Regarder Krejcikova bouger pendant de longs échanges rappelle inévitablement des souvenirs de Miloslav Mecir, le joueur de classe mondiale des années 1980, qui se glissait silencieusement sur le terrain et méritait le surnom de « Le gros chat » Il appartenait également à la catégorie des discrets à cette époque et pourtant, il était avant tout respecté et vénéré par ceux qui gagnaient leur argent en jouant au tennis.

Même dans le tennis professionnel féminin d’aujourd’hui, il existe des stars plus éblouissantes que Barbora Krecikova. Même dans les interviews et les conférences de presse, il y a rarement des paillettes. Vos réponses sont sobres, réfléchies. Elle n’a éclaté qu’une seule fois en conférence de presse après sa victoire samedi. Lorsqu’on lui a demandé si la réalité pouvait rivaliser avec le rêve de gagner Wimbledon, elle a levé les bras et a crié : « C’est tellement mieux !« 

Krejcikova a certainement l’expérience de remporter des titres majeurs. Elle a déjà remporté autant de tournois du Grand Chelem en simple que sa compatriote Petra Kvitova. Elle peut remporter un total de douze titres dans les quatre tournois majeurs, car en plus de ses victoires en simple, elle possède également des titres dans sept doubles et trois compétitions mixtes. Un nombre extrêmement impressionnant, même si les titres en double et en double mixte disparaissent aux yeux du public comme le gazon de la ligne de fond du Center Court de Wimbledon.
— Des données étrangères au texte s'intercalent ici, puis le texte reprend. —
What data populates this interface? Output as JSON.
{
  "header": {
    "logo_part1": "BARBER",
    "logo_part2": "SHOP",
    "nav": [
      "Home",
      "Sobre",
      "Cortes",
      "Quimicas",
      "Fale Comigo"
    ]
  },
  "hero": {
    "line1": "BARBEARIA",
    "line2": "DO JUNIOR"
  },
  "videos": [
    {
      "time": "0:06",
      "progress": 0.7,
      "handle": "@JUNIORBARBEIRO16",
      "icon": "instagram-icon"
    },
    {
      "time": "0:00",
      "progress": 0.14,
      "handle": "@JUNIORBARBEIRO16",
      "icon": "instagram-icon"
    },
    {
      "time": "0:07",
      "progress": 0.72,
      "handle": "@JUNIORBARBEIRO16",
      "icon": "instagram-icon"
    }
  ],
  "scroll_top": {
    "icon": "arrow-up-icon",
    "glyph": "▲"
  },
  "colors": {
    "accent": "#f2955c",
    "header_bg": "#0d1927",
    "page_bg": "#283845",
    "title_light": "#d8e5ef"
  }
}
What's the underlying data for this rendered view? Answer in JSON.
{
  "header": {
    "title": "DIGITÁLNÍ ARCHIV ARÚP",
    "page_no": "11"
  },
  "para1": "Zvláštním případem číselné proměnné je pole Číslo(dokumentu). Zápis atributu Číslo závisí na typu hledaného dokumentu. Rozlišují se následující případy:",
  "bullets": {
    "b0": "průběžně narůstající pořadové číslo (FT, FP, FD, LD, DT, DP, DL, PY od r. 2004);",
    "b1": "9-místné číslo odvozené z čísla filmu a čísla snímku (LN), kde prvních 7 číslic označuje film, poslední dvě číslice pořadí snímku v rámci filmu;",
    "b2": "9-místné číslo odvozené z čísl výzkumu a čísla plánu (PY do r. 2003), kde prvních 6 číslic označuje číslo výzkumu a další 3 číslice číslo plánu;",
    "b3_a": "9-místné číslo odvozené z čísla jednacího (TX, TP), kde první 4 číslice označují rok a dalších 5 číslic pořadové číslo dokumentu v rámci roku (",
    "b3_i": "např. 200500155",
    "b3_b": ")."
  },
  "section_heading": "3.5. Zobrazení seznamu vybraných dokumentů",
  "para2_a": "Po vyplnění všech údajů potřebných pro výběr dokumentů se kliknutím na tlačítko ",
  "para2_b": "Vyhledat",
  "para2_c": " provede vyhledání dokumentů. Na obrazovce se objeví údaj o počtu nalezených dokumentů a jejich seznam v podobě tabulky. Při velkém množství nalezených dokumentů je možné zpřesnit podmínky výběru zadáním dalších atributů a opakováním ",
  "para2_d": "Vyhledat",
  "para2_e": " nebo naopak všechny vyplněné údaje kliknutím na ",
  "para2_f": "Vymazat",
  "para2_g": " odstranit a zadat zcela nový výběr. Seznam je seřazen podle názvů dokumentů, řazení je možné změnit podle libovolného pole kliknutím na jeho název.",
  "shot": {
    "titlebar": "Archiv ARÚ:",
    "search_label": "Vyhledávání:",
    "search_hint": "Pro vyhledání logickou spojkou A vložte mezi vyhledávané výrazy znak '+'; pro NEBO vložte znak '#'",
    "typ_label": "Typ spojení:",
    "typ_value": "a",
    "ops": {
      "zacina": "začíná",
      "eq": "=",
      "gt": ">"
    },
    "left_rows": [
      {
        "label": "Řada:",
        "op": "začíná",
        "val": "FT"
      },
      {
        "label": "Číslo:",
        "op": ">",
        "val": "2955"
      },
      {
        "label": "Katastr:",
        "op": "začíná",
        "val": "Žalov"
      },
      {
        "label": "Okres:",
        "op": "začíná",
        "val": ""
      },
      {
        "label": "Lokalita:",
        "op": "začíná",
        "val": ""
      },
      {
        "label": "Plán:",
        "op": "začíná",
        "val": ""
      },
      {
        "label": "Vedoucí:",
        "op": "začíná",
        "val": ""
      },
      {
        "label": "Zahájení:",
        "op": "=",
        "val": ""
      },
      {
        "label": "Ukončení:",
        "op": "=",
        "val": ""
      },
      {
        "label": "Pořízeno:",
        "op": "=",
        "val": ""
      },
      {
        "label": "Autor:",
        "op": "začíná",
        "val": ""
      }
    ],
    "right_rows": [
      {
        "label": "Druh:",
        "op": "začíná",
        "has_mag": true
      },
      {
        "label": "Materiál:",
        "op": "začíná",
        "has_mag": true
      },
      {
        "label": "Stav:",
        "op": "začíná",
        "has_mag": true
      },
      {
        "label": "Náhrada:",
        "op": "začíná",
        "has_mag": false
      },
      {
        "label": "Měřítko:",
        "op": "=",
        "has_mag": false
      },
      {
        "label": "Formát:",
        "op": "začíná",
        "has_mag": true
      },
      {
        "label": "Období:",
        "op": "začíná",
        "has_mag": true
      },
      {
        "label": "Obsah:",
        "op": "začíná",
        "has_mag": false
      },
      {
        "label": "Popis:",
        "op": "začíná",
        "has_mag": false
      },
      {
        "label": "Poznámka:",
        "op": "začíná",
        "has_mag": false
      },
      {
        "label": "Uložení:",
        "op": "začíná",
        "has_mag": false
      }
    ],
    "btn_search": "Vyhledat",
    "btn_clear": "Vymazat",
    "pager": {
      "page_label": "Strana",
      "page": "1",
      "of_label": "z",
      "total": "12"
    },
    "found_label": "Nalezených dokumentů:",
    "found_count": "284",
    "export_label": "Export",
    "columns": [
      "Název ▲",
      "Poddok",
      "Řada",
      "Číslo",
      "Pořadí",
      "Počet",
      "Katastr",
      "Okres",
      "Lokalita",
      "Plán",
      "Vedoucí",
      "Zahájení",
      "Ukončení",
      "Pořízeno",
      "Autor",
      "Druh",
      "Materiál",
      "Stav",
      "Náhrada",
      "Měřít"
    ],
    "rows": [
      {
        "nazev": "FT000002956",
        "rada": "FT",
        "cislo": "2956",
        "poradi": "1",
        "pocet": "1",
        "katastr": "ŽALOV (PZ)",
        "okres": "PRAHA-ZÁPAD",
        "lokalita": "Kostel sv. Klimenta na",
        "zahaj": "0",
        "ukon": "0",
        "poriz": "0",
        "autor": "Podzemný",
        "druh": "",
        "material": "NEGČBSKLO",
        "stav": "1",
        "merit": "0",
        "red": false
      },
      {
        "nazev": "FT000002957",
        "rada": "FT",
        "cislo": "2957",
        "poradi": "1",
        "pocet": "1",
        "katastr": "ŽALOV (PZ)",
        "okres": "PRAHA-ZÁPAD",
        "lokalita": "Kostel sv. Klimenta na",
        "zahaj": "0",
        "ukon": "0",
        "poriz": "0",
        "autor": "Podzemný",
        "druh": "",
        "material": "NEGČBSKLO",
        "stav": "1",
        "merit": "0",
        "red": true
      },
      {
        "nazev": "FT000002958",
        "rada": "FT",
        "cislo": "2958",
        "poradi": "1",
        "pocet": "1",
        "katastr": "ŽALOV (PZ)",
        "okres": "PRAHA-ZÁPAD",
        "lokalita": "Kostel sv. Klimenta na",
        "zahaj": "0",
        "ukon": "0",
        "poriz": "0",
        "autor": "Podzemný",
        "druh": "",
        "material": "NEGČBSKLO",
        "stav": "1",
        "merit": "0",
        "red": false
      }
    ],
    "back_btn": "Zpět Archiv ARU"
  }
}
Une victoire à la mémoire du mentor Novotna

Cependant, c’est surtout ce titre individuel de 2024 qui restera dans les mémoires également en raison des minutes qui ont suivi la célébration du vainqueur sur le terrain. Car le protocole de Wimbledon stipule que le vainqueur pose pour une séance photo devant le tableau des vainqueurs avec la présidente du All England Lawn & Tennis Club, Deborah Jevans.

Jevans et Krejcikova se sont échangé quelques mots. Jevans a ensuite pointé du doigt le nom derrière l’année 1998 : J. Novotna. La version de Barbora Krejcikova était enfin terminée. Pendant des minutes, elle versa des larmes, enfouissant son visage dans une main, l’autre serrant fermement le trophée du vainqueur, le Venus Rosewater Dish.

Lorsqu’on lui a demandé ce qui lui passait par la tête à ce moment-là, Krejcikova a répondu : « La seule pensée était que Jana me manquait. Je pense qu’elle serait vraiment fière que nous soyons tous les deux sur la même plaque.« Krejcikova avait probablement raison à ce sujet en ce jour doré.